H41H-06
Regional-scale ecohydrological consequences of widespread forest cover in northern South-America: Amazon forest effects on atmospheric and surface water balances
Thursday, 17 December 2015: 09:15
3011 (Moscone West)
Juan Camilo Villegas Palacio1, Juan Fernando Salazar1, Ruben Molina2 and Daniel A Mercado-Betin1, (1)Universidad de Antioquia, Medellin, Colombia, (2)University of Antioquia, MedellĂn, Colombia
Abstract:
Vegetation plays a key role on the distribution and regulation of the water budget in multiple spatial and temporal scales. These regulation properties occur as a consequence of vegetation-mediated ecohydrological processes that result in the modification of hydrological fluxes that define water budgets in basins, ranging in size from squared meters to millions of squared kilometers.
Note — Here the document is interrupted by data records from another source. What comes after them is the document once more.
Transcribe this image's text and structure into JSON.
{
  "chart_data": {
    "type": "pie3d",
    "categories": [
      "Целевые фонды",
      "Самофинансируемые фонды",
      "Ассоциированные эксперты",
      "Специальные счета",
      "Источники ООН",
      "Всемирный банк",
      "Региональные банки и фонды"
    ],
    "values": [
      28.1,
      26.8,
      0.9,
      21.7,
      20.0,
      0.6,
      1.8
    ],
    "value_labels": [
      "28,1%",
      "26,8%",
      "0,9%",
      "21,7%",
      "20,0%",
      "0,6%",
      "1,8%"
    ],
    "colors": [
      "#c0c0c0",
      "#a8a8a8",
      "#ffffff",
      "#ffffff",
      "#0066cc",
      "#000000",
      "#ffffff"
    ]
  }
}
Important empirical and theoretical advances in the field of Ecohydrology have developed a robust theoretical framework to explain these interactions, particularly at local to regional scales. However, recent hypotheses have suggested that the presence of widespread-continuous forests, such as those occurring in tropical South America, plays a more active role in the regional climate, and particularly in the transport of atmospheric moisture from the ocean, eventually becoming precipitation over the continental masses. This condition, associated with the regulating role of natural vegetation on surface water balance and ecohydrological processes, produces ecohydrological and ecoclimatological effects that have important regional and potentially global implications. In this work we present preliminary observations on the relationship between the presence of widespread continouos forests in tropical South-America and the characteristics of precipitation regimes along atmospheric moisture transport pathways, through the combined use of multiple hydroclimatological and vegetation cover datasets. Further, we develop a corresponding analysis of the relationship between the forest cover and streamflow dynamics in tropical basins, using the scaling theory framework. Our preliminary observations highlight a distinguishable differentiation in precipitation regimes in atmospheric moisture pathways in forested vs. non-forested areas. Additionally, the regulating effect of tropical forests is also highlighted by differences in rainfall-runoff relationships and hydrological scaling properties of basins with different amounts of natural forest cover. Overall, our preliminary results highlight a large-scale effect of forest cover in ecoclimatological processes that determine key ecohydrological properties of tropical ecosystems.